Linux Networking – Troubleshooting Packet Drops

packetloss

I've run dropwatch and this is the result I got:

dropwatch> start
Enabling monitoring...
Kernel monitoring activated.
Issue Ctrl-C to stop monitoring
39 drops at tcp_rcv_state_process+1b6 (0xffffffff815eeda6)
36 drops at sk_stream_kill_queues+50 (0xffffffff81583970)
3 drops at skb_release_data+10e (0xffffffff8157bf3e)
2 drops at tcp_v4_do_rcv+80 (0xffffffff815f8f70)
2 drops at tcp_v4_rcv+87 (0xffffffff815fa087)
30 drops at tcp_rcv_state_process+1b6 (0xffffffff815eeda6)
31 drops at sk_stream_kill_queues+50 (0xffffffff81583970)
20 drops at unix_dgram_sendmsg+4f8 (0xffffffff81646a38)
5 drops at tcp_v4_rcv+87 (0xffffffff815fa087)
2 drops at tcp_v4_do_rcv+80 (0xffffffff815f8f70)
19 drops at tcp_rcv_state_process+1b6 (0xffffffff815eeda6)
23 drops at sk_stream_kill_queues+50 (0xffffffff81583970)
2 drops at tcp_v4_rcv+87 (0xffffffff815fa087)
2 drops at skb_release_data+10e (0xffffffff8157bf3e)
11 drops at unix_dgram_sendmsg+4f8 (0xffffffff81646a38)
57 drops at tcp_rcv_state_process+1b6 (0xffffffff815eeda6)
49 drops at sk_stream_kill_queues+50 (0xffffffff81583970)
5 drops at skb_release_data+10e (0xffffffff8157bf3e)
5 drops at tcp_v4_rcv+87 (0xffffffff815fa087)
1 drops at skb_queue_purge+18 (0xffffffff8157c0a8)
4 drops at tcp_rcv_state_process+1b6 (0xffffffff815eeda6)
4 drops at sk_stream_kill_queues+50 (0xffffffff81583970)
3 drops at tcp_v4_do_rcv+80 (0xffffffff815f8f70)
3 drops at tcp_v4_rcv+87 (0xffffffff815fa087)
10 drops at skb_release_data+10e (0xffffffff8157bf3e)
38 drops at unix_dgram_sendmsg+4f8 (0xffffffff81646a38)
29 drops at sk_stream_kill_queues+50 (0xffffffff81583970)
28 drops at tcp_rcv_state_process+1b6 (0xffffffff815eeda6)
1 drops at tcp_v6_rcv+87 (0xffffffff81677ff7)
2 drops at tcp_v4_rcv+87 (0xffffffff815fa087)
1 drops at tcp_v4_do_rcv+80 (0xffffffff815f8f70)
1 drops at skb_release_data+10e (0xffffffff8157bf3e)
17 drops at tcp_rcv_state_process+1b6 (0xffffffff815eeda6)
14 drops at sk_stream_kill_queues+50 (0xffffffff81583970)
1 drops at skb_release_data+10e (0xffffffff8157bf3e)
1 drops at tcp_v4_rcv+87 (0xffffffff815fa087)
5 drops at tcp_rcv_state_process+1b6 (0xffffffff815eeda6)
10 drops at skb_release_data+10e (0xffffffff8157bf3e)
2 drops at unix_dgram_sendmsg+4f8 (0xffffffff81646a38)
4 drops at sk_stream_kill_queues+50 (0xffffffff81583970)
20 drops at tcp_rcv_state_process+1b6 (0xffffffff815eeda6)
22 drops at sk_stream_kill_queues+50 (0xffffffff81583970)
2 drops at skb_release_data+10e (0xffffffff8157bf3e)
48 drops at tcp_rcv_state_process+1b6 (0xffffffff815eeda6)
53 drops at sk_stream_kill_queues+50 (0xffffffff81583970)

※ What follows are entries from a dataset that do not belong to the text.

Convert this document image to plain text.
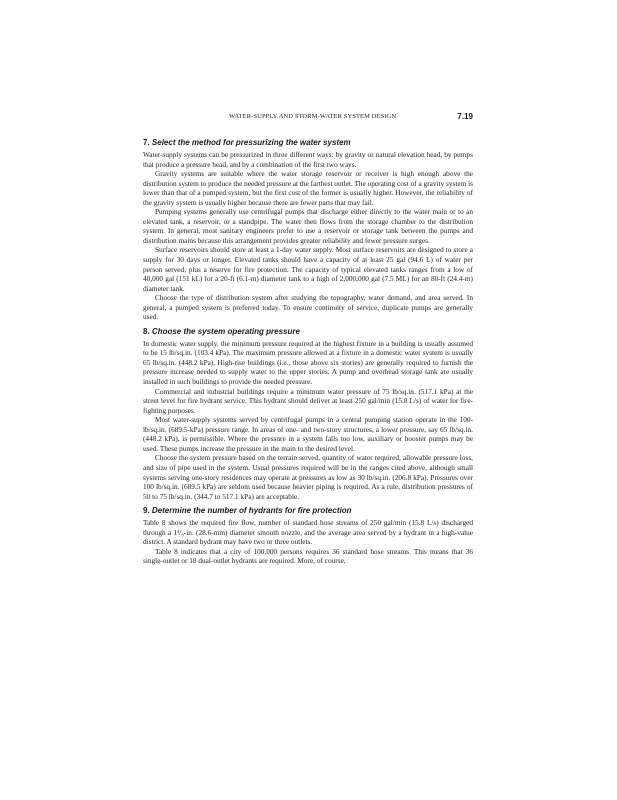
WATER-SUPPLY AND STORM-WATER SYSTEM DESIGN	7.19
7. Select the method for pressurizing the water system

Water-supply systems can be pressurized in three different ways: by gravity or natural elevation head, by pumps that produce a pressure head, and by a combination of the first two ways.

Gravity systems are suitable where the water storage reservoir or receiver is high enough above the distribution system to produce the needed pressure at the farthest outlet. The operating cost of a gravity system is lower than that of a pumped system, but the first cost of the former is usually higher. However, the reliability of the gravity system is usually higher because there are fewer parts that may fail.

Pumping systems generally use centrifugal pumps that discharge either directly to the water main or to an elevated tank, a reservoir, or a standpipe. The water then flows from the storage chamber to the distribution system. In general, most sanitary engineers prefer to use a reservoir or storage tank between the pumps and distribution mains because this arrangement provides greater reliability and fewer pressure surges.

Surface reservoirs should store at least a 1-day water supply. Most surface reservoirs are designed to store a supply for 30 days or longer. Elevated tanks should have a capacity of at least 25 gal (94.6 L) of water per person served, plus a reserve for fire protection. The capacity of typical elevated tanks ranges from a low of 40,000 gal (151 kL) for a 20-ft (6.1-m) diameter tank to a high of 2,000,000 gal (7.5 ML) for an 80-ft (24.4-m) diameter tank.

Choose the type of distribution system after studying the topography, water demand, and area served. In general, a pumped system is preferred today. To ensure continuity of service, duplicate pumps are generally used.

8. Choose the system operating pressure

In domestic water supply, the minimum pressure required at the highest fixture in a building is usually assumed to be 15 lb/sq.in. (103.4 kPa). The maximum pressure allowed at a fixture in a domestic water system is usually 65 lb/sq.in. (448.2 kPa). High-rise buildings (i.e., those above six stories) are generally required to furnish the pressure increase needed to supply water to the upper stories. A pump and overhead storage tank are usually installed in such buildings to provide the needed pressure.

Commercial and industrial buildings require a minimum water pressure of 75 lb/sq.in. (517.1 kPa) at the street level for fire hydrant service. This hydrant should deliver at least 250 gal/min (15.8 L/s) of water for fire-fighting purposes.

Most water-supply systems served by centrifugal pumps in a central pumping station operate in the 100-lb/sq.in. (689.5-kPa) pressure range. In areas of one- and two-story structures, a lower pressure, say 65 lb/sq.in. (448.2 kPa), is permissible. Where the pressure in a system falls too low, auxiliary or booster pumps may be used. These pumps increase the pressure in the main to the desired level.

Choose the system pressure based on the terrain served, quantity of water required, allowable pressure loss, and size of pipe used in the system. Usual pressures required will be in the ranges cited above, although small systems serving one-story residences may operate at pressures as low as 30 lb/sq.in. (206.8 kPa). Pressures over 100 lb/sq.in. (689.5 kPa) are seldom used because heavier piping is required. As a rule, distribution pressures of 50 to 75 lb/sq.in. (344.7 to 517.1 kPa) are acceptable.

9. Determine the number of hydrants for fire protection

Table 8 shows the required fire flow, number of standard hose streams of 250 gal/min (15.8 L/s) discharged through a 1¹/₈-in. (28.6-mm) diameter smooth nozzle, and the average area served by a hydrant in a high-value district. A standard hydrant may have two or three outlets.

Table 8 indicates that a city of 100,000 persons requires 36 standard hose streams. This means that 36 single-outlet or 18 dual-outlet hydrants are required. More, of course,
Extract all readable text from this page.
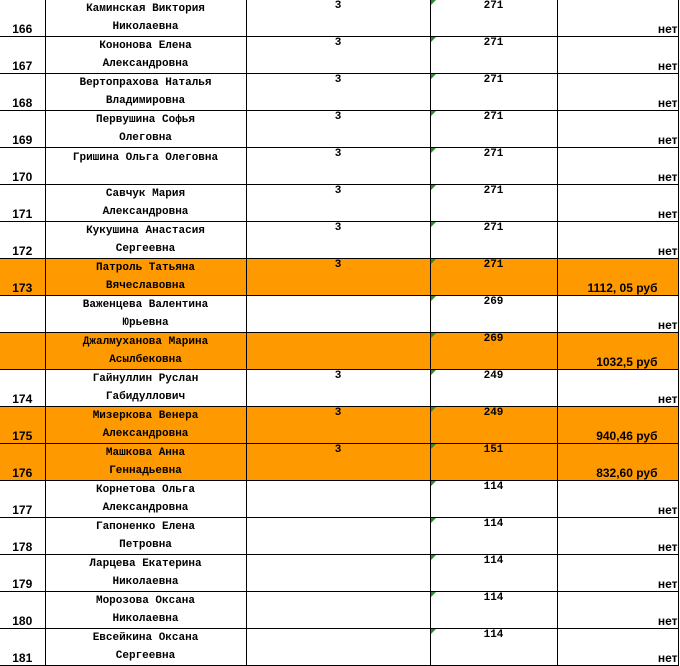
166	Каминская Виктория
Николаевна	3	271	нет
167	Кононова Елена
Александровна	3	271	нет
168	Вертопрахова Наталья
Владимировна	3	271	нет
169	Первушина Софья
Олеговна	3	271	нет
170	Гришина Ольга Олеговна	3	271	нет
171	Савчук Мария
Александровна	3	271	нет
172	Кукушина Анастасия
Сергеевна	3	271	нет
173	Патроль Татьяна
Вячеславовна	3	271	1112, 05 руб

	Важенцева Валентина
Юрьевна		269	нет

	Джалмуханова Марина
Асылбековна		269	1032,5 руб
174	Гайнуллин Руслан
Габидуллович	3	249	нет
175	Мизеркова Венера
Александровна	3	249	940,46 руб
176	Машкова Анна
Геннадьевна	3	151	832,60 руб
177	Корнетова Ольга
Александровна		114	нет
178	Гапоненко Елена
Петровна		114	нет
179	Ларцева Екатерина
Николаевна		114	нет
180	Морозова Оксана
Николаевна		114	нет
181	Евсейкина Оксана
Сергеевна		114	нет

From now on I'm stuck. I've checked that tcp_rcv_state_process and sk_stream_kill_queues are functions in Linux Kernel but I don't know by what they are controlled. I've jumped on this issue because in my node some application timeout in a expected manner.

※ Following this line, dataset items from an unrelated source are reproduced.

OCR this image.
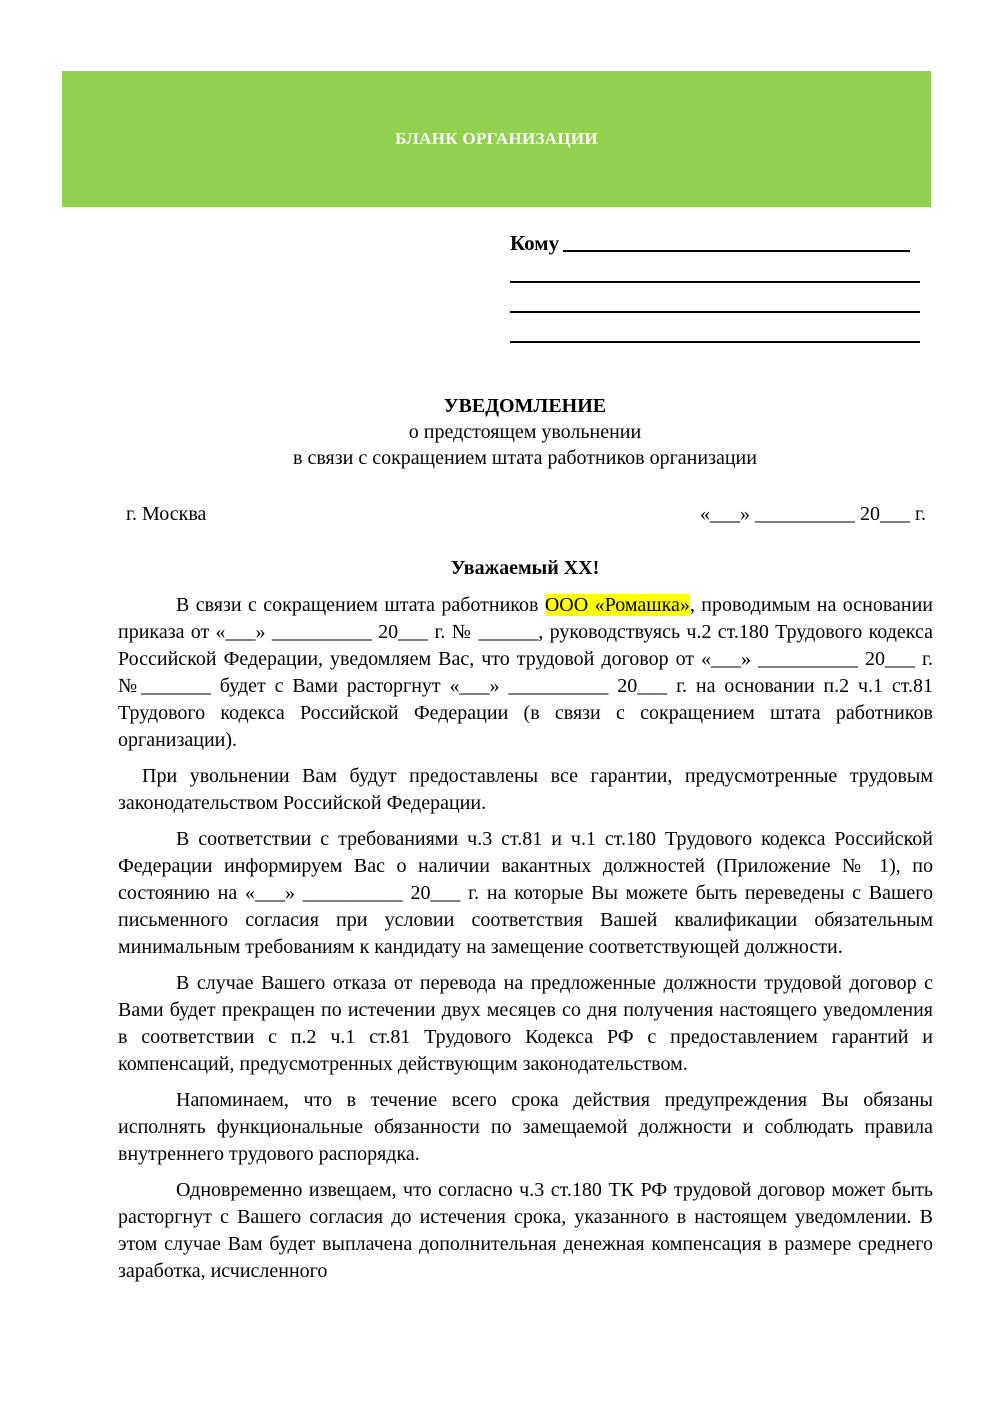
БЛАНК ОРГАНИЗАЦИИ
Кому
УВЕДОМЛЕНИЕ
о предстоящем увольнении
в связи с сокращением штата работников организации
г. Москва	«___» __________ 20___ г.
Уважаемый ХХ!

В связи с сокращением штата работников ООО «Ромашка», проводимым на основании приказа от «___» __________ 20___ г. № ______, руководствуясь ч.2 ст.180 Трудового кодекса Российской Федерации, уведомляем Вас, что трудовой договор от «___» __________ 20___ г. №_______ будет с Вами расторгнут «___» __________ 20___ г. на основании п.2 ч.1 ст.81 Трудового кодекса Российской Федерации (в связи с сокращением штата работников организации).

При увольнении Вам будут предоставлены все гарантии, предусмотренные трудовым законодательством Российской Федерации.

В соответствии с требованиями ч.3 ст.81 и ч.1 ст.180 Трудового кодекса Российской Федерации информируем Вас о наличии вакантных должностей (Приложение № 1), по состоянию на «___» __________ 20___ г. на которые Вы можете быть переведены с Вашего письменного согласия при условии соответствия Вашей квалификации обязательным минимальным требованиям к кандидату на замещение соответствующей должности.

В случае Вашего отказа от перевода на предложенные должности трудовой договор с Вами будет прекращен по истечении двух месяцев со дня получения настоящего уведомления в соответствии с п.2 ч.1 ст.81 Трудового Кодекса РФ с предоставлением гарантий и компенсаций, предусмотренных действующим законодательством.

Напоминаем, что в течение всего срока действия предупреждения Вы обязаны исполнять функциональные обязанности по замещаемой должности и соблюдать правила внутреннего трудового распорядка.

Одновременно извещаем, что согласно ч.3 ст.180 ТК РФ трудовой договор может быть расторгнут с Вашего согласия до истечения срока, указанного в настоящем уведомлении. В этом случае Вам будет выплачена дополнительная денежная компенсация в размере среднего заработка, исчисленного
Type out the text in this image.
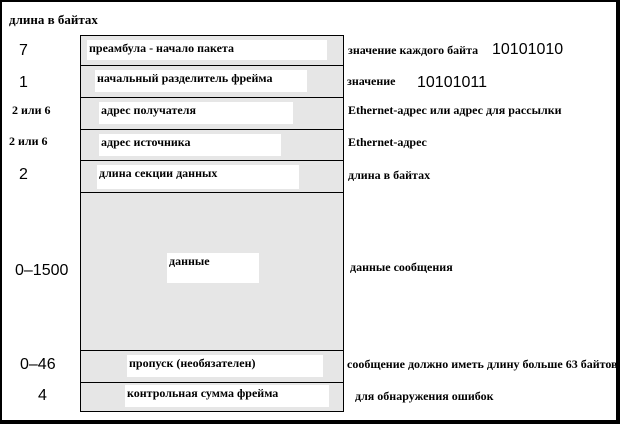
длина в байтах
7
1
2 или 6
2 или 6
2
0–1500
0–46
4
преамбула - начало пакета
начальный разделитель фрейма
адрес получателя
адрес источника
длина секции данных
данные
пропуск (необязателен)
контрольная сумма фрейма
значение каждого байта 10101010
значение 10101011
Ethernet-адрес или адрес для рассылки
Ethernet-адрес
длина в байтах
данные сообщения
сообщение должно иметь длину больше 63 байтов
для обнаружения ошибок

Any advice how could I go on?

Best Answer

In order to progress you need to install kernel debug modules and 'elfutils' package. On Centos 7:

#debuginfo-install kernel
#yum install elfutils

After that you can find source code position in kernel, that corresponds to the address from dropwatch. For example you have "57 drops at tcp_rcv_state_process+1b6 (0xffffffff815eeda6)"

#eu-addr2line -f -k 0xffffffff815eeda6
tcp_rcv_state_process
net/ipv4/tcp_input.c:5834

In this case it will drop data from tcp packet if it is a SYN packet.